We have a separate track of tailored, personal coaching based on the learning goals each entrepreneur wants to follow. These are delivered through regular working sessions with the Matter team and can be incredibly detailed and in the weeds. By separating these two needs and solutions, we have a program that delivers a lot of resources and tools that can work for any company pre-product/market fit.

4. Don’t try to figure out everything at once

All early-stage investors bet on teams, not ideas. There are lots of reasons for that, but the biggest is that the makeup of the team is the one constant when you’re rapidly iterating toward product/market fit. Most companies that succeed wind up doing something quite different from what they set out to do, and even those that are relatively consistent still change almost everything about their product experience and business as they scale. As companies grow, they change, and their leaders also change and grow as people.

The Matter program is designed to help increase the pace at which these changes happen. Through a human-centered, prototype-driven approach rooted in design thinking, we encourage teams to run lots and lots of experiments, learn from them, get feedback, and iterate. Some teams pivot into entirely new businesses over the course of the program. Some choose new customers and key users. Some get to new business models.

The key to all this is that you’re consistently re-examining, challenging, confirming, or changing the core assumptions on which the company is founded. It’s highly strategic, but it’s also really fast. It can be challenging to bounce up to a big picture assumption and then drop back into coding or making sales calls. It can feel like the whole plan isn’t in place, or like you’re making it up as you go along. It can feel exhausting. Challenging as it is as a leader, it can be even harder as a person.

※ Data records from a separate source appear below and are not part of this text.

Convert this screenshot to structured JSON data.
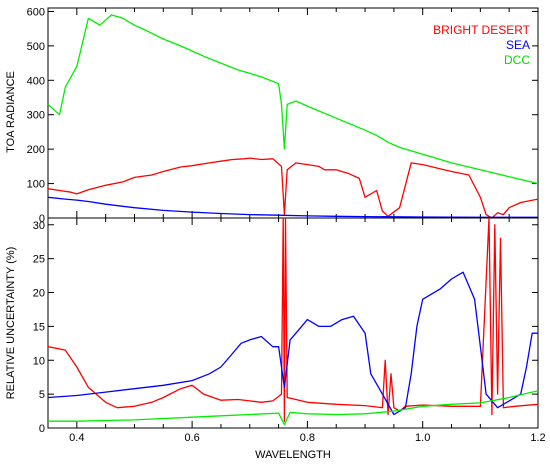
{
  "chart_data": [
    {
      "type": "line",
      "ylabel": "TOA RADIANCE",
      "xlim": [
        0.35,
        1.2
      ],
      "ylim": [
        0,
        610
      ],
      "yticks": [
        0,
        100,
        200,
        300,
        400,
        500,
        600
      ],
      "legend_position": "top-right",
      "series": [
        {
          "name": "BRIGHT DESERT",
          "color": "#ff0000",
          "x": [
            0.35,
            0.37,
            0.39,
            0.4,
            0.42,
            0.45,
            0.48,
            0.5,
            0.53,
            0.55,
            0.58,
            0.6,
            0.63,
            0.65,
            0.67,
            0.69,
            0.7,
            0.72,
            0.74,
            0.755,
            0.76,
            0.765,
            0.78,
            0.8,
            0.82,
            0.83,
            0.85,
            0.87,
            0.89,
            0.9,
            0.92,
            0.93,
            0.94,
            0.96,
            0.98,
            1.0,
            1.05,
            1.08,
            1.1,
            1.11,
            1.12,
            1.13,
            1.14,
            1.15,
            1.17,
            1.2
          ],
          "y": [
            85,
            80,
            75,
            70,
            82,
            95,
            105,
            118,
            125,
            135,
            148,
            152,
            160,
            165,
            170,
            172,
            174,
            170,
            172,
            150,
            10,
            140,
            160,
            155,
            150,
            140,
            140,
            130,
            115,
            60,
            80,
            20,
            5,
            30,
            160,
            155,
            135,
            125,
            60,
            10,
            0,
            15,
            10,
            30,
            45,
            55
          ]
        },
        {
          "name": "SEA",
          "color": "#0000ff",
          "x": [
            0.35,
            0.38,
            0.4,
            0.42,
            0.45,
            0.5,
            0.55,
            0.6,
            0.65,
            0.7,
            0.75,
            0.8,
            0.85,
            0.9,
            1.0,
            1.1,
            1.2
          ],
          "y": [
            60,
            55,
            52,
            48,
            40,
            30,
            22,
            17,
            13,
            10,
            8,
            6,
            5,
            4,
            3,
            2,
            2
          ]
        },
        {
          "name": "DCC",
          "color": "#00ee00",
          "x": [
            0.35,
            0.37,
            0.38,
            0.4,
            0.42,
            0.44,
            0.46,
            0.48,
            0.5,
            0.52,
            0.55,
            0.58,
            0.6,
            0.62,
            0.65,
            0.68,
            0.7,
            0.72,
            0.75,
            0.755,
            0.76,
            0.765,
            0.78,
            0.8,
            0.85,
            0.9,
            0.92,
            0.94,
            0.96,
            1.0,
            1.05,
            1.1,
            1.15,
            1.2
          ],
          "y": [
            330,
            300,
            380,
            440,
            580,
            560,
            590,
            580,
            560,
            545,
            520,
            500,
            485,
            470,
            450,
            430,
            420,
            410,
            390,
            330,
            200,
            330,
            340,
            325,
            290,
            255,
            240,
            220,
            205,
            185,
            160,
            140,
            120,
            100
          ]
        }
      ]
    },
    {
      "type": "line",
      "xlabel": "WAVELENGTH",
      "ylabel": "RELATIVE UNCERTAINTY (%)",
      "xlim": [
        0.35,
        1.2
      ],
      "ylim": [
        0,
        31
      ],
      "xticks": [
        0.4,
        0.6,
        0.8,
        1.0,
        1.2
      ],
      "yticks": [
        0,
        5,
        10,
        15,
        20,
        25,
        30
      ],
      "series": [
        {
          "name": "BRIGHT DESERT",
          "color": "#ff0000",
          "x": [
            0.35,
            0.38,
            0.4,
            0.42,
            0.45,
            0.47,
            0.5,
            0.53,
            0.55,
            0.58,
            0.6,
            0.62,
            0.65,
            0.68,
            0.7,
            0.72,
            0.74,
            0.755,
            0.758,
            0.76,
            0.762,
            0.765,
            0.78,
            0.8,
            0.85,
            0.9,
            0.93,
            0.935,
            0.94,
            0.945,
            0.95,
            0.96,
            0.97,
            1.0,
            1.05,
            1.1,
            1.115,
            1.12,
            1.125,
            1.13,
            1.135,
            1.14,
            1.16,
            1.2
          ],
          "y": [
            12,
            11.5,
            9,
            6,
            3.8,
            3,
            3.2,
            3.8,
            4.5,
            5.8,
            6.3,
            5,
            4.1,
            4.2,
            4,
            3.8,
            4,
            5,
            31,
            1,
            31,
            4.5,
            4.2,
            3.8,
            3.5,
            3.3,
            3,
            10,
            2,
            8,
            3,
            2.5,
            3.2,
            3.4,
            3.2,
            3.2,
            31,
            2,
            30,
            5,
            28,
            3,
            3.2,
            3.5
          ]
        },
        {
          "name": "SEA",
          "color": "#0000ff",
          "x": [
            0.35,
            0.4,
            0.45,
            0.5,
            0.55,
            0.6,
            0.63,
            0.65,
            0.67,
            0.685,
            0.7,
            0.72,
            0.74,
            0.75,
            0.76,
            0.77,
            0.78,
            0.8,
            0.82,
            0.84,
            0.86,
            0.88,
            0.9,
            0.91,
            0.93,
            0.95,
            0.97,
            0.98,
            0.99,
            1.0,
            1.03,
            1.05,
            1.07,
            1.09,
            1.1,
            1.11,
            1.13,
            1.15,
            1.17,
            1.18,
            1.19,
            1.2
          ],
          "y": [
            4.5,
            4.8,
            5.3,
            5.8,
            6.3,
            7,
            8,
            9,
            11,
            12.5,
            13,
            13.5,
            12,
            12,
            6,
            13,
            14,
            16,
            15,
            15,
            16,
            16.5,
            14,
            8,
            5,
            2,
            3,
            8,
            15,
            19,
            20.5,
            22,
            23,
            19,
            12,
            5,
            3,
            4,
            5,
            9,
            14,
            14
          ]
        },
        {
          "name": "DCC",
          "color": "#00ee00",
          "x": [
            0.35,
            0.4,
            0.45,
            0.5,
            0.55,
            0.6,
            0.65,
            0.7,
            0.75,
            0.76,
            0.77,
            0.8,
            0.85,
            0.9,
            0.95,
            1.0,
            1.05,
            1.1,
            1.15,
            1.2
          ],
          "y": [
            1,
            1,
            1.1,
            1.2,
            1.4,
            1.6,
            1.8,
            2,
            2.2,
            0.5,
            2.3,
            2.1,
            2,
            2.1,
            2.5,
            3.2,
            3.5,
            3.7,
            4.5,
            5.5
          ]
        }
      ]
    }
  ]
}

Here’s the thing: it should feel challenging. That process of discovery, or non-linear progression — this is what we call the Drunken Walk of the Entrepreneur. Every startup that’s ever gone anywhere has succeed like this, not like the nice smooth hockey stick up and to the right. It’s two steps forward, three back, nine forward, four to the side. Knowing that truth makes it more survivable. It creates space to acknowledge fears and vulnerability and go forward nonetheless, with the support of peers, advisors, friends, and families. It also means that you don’t need to sweat the fact that there are unknowns about your business. You have time to figure it out. Just focus on your greatest risks and success factors, and you’ll find the way forward, both as a leader and a person.

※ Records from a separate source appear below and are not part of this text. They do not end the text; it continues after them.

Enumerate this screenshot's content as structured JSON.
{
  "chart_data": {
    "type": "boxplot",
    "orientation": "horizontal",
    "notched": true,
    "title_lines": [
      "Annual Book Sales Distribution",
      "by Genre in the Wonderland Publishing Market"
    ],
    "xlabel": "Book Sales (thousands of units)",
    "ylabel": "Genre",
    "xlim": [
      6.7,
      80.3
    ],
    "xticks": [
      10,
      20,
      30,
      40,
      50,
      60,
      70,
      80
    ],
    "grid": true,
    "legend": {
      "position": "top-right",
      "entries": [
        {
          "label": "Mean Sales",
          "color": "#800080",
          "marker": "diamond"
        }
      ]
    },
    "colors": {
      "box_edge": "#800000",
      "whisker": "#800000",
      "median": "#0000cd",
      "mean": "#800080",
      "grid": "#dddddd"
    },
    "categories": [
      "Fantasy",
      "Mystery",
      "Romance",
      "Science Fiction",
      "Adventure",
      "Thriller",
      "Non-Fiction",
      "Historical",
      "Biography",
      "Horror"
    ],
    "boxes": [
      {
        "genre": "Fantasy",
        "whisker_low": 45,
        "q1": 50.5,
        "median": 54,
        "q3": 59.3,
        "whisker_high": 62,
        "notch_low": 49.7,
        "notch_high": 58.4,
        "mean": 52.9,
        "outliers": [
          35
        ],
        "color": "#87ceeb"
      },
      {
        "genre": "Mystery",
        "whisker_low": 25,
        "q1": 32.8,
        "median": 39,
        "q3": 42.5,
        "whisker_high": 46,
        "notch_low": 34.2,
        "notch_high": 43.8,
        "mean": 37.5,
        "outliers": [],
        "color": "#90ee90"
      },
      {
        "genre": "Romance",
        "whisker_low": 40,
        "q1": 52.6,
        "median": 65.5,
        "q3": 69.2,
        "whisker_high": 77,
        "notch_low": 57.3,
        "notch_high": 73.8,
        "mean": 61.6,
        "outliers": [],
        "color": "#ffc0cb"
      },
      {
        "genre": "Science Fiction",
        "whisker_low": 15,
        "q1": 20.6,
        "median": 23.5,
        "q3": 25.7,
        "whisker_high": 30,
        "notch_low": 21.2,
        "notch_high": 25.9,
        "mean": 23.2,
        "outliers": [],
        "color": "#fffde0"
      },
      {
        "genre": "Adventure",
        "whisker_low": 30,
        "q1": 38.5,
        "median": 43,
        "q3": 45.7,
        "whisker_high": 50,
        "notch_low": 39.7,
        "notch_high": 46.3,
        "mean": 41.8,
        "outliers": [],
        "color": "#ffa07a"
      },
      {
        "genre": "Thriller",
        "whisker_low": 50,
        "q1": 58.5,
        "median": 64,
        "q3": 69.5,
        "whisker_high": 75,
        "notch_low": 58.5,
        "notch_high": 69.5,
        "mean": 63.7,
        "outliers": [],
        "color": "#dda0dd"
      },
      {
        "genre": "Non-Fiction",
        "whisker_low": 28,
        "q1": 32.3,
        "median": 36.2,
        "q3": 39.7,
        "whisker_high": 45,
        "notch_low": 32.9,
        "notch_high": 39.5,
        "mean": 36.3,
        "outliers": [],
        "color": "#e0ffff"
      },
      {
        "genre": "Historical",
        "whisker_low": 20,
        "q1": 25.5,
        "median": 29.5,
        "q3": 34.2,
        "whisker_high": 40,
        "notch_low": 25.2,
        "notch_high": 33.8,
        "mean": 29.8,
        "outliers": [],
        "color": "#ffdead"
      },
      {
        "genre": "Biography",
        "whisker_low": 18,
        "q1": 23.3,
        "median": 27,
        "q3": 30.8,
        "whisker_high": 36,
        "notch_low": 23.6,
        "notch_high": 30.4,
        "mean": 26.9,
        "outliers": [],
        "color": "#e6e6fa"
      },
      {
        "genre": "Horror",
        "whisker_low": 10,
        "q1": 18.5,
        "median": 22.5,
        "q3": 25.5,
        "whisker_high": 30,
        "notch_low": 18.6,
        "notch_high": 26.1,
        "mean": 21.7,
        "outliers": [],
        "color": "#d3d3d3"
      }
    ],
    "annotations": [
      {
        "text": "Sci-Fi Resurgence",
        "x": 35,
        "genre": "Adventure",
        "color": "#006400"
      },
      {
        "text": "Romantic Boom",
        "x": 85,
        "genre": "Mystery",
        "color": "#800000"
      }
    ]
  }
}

5. Commit. Take your commitment seriously

The key to building a vibrant entrepreneur community within our program is that every team be in it to win it — committed to themselves and to the other entrepreneurs. Every program element is improved by everyone being there, truly engaged and lifting one another up.

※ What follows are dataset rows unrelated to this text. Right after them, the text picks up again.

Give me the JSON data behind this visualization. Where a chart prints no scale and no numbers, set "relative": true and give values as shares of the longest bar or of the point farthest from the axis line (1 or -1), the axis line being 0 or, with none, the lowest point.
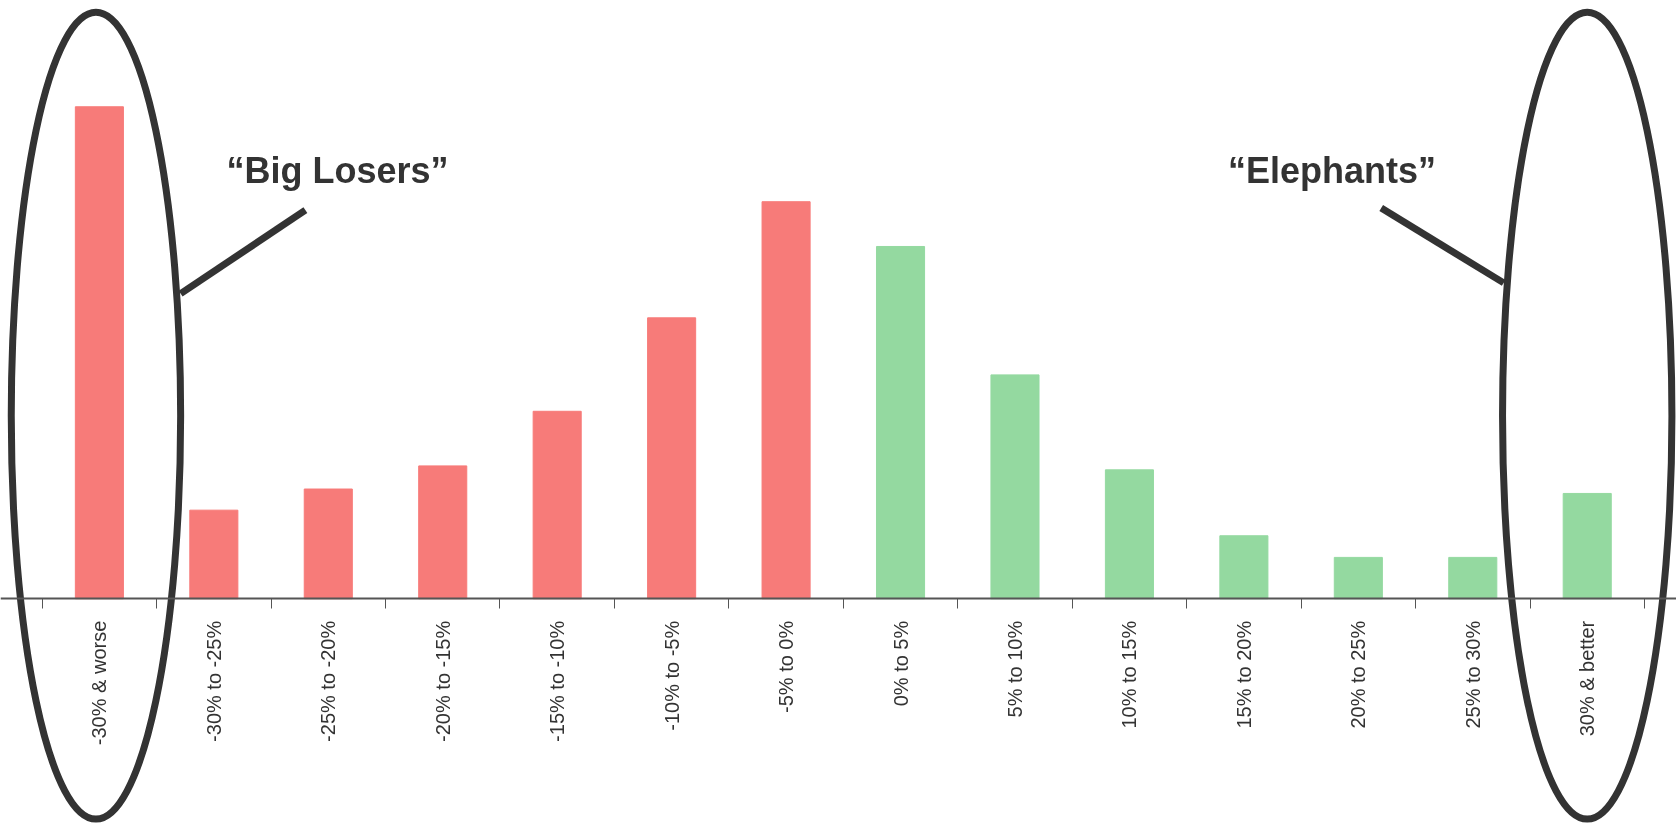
{
  "chart_data": {
    "type": "bar",
    "relative": true,
    "categories": [
      "-30% & worse",
      "-30% to -25%",
      "-25% to -20%",
      "-20% to -15%",
      "-15% to -10%",
      "-10% to -5%",
      "-5% to 0%",
      "0% to 5%",
      "5% to 10%",
      "10% to 15%",
      "15% to 20%",
      "20% to 25%",
      "25% to 30%",
      "30% & better"
    ],
    "values": [
      1,
      0.18,
      0.223,
      0.27,
      0.381,
      0.571,
      0.807,
      0.716,
      0.455,
      0.262,
      0.128,
      0.084,
      0.084,
      0.214
    ],
    "colors": [
      "#f77b79",
      "#f77b79",
      "#f77b79",
      "#f77b79",
      "#f77b79",
      "#f77b79",
      "#f77b79",
      "#94d9a0",
      "#94d9a0",
      "#94d9a0",
      "#94d9a0",
      "#94d9a0",
      "#94d9a0",
      "#94d9a0"
    ],
    "annotations": [
      "“Big Losers”",
      "“Elephants”"
    ]
  }
}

This is why most of our program is mandatory. Now, we know there are going to be times when teams just can’t make a certain element. That’s fine. We need to know about as many of those moments as early as possible. Have a wedding scheduled during a Design Review? Tell us early so we can figure out how to create alternative arrangements and work through it. Always go hiking in the mountains every April? Get it on your plan for the program.

When we know about these challenges with program involvement, we can figure them out, and, most importantly, help you communicate them to your community in a way that respects their commitments, the norms of our community and the bonds you share. Suddenly gone for an entire week of program without having notified anyone? The culture sours. Teams that honor their commitments feel burned. Everything becomes tenuous.

And it can all be avoided just by taking commitment more seriously at the outset and being mutually accountable to your cohort.

You can change media for good. We’re here to help.

The Matter accelerator program is carefully designed to help teams move rapidly toward product/market fit through a combination of experimentation and a supportive, connected community. But it really comes from the teams we invest in and support. They create the community, they commit to supporting each other, and they embrace a mindset around growth and change. We can’t wait to welcome the 8th class and watch them make magic.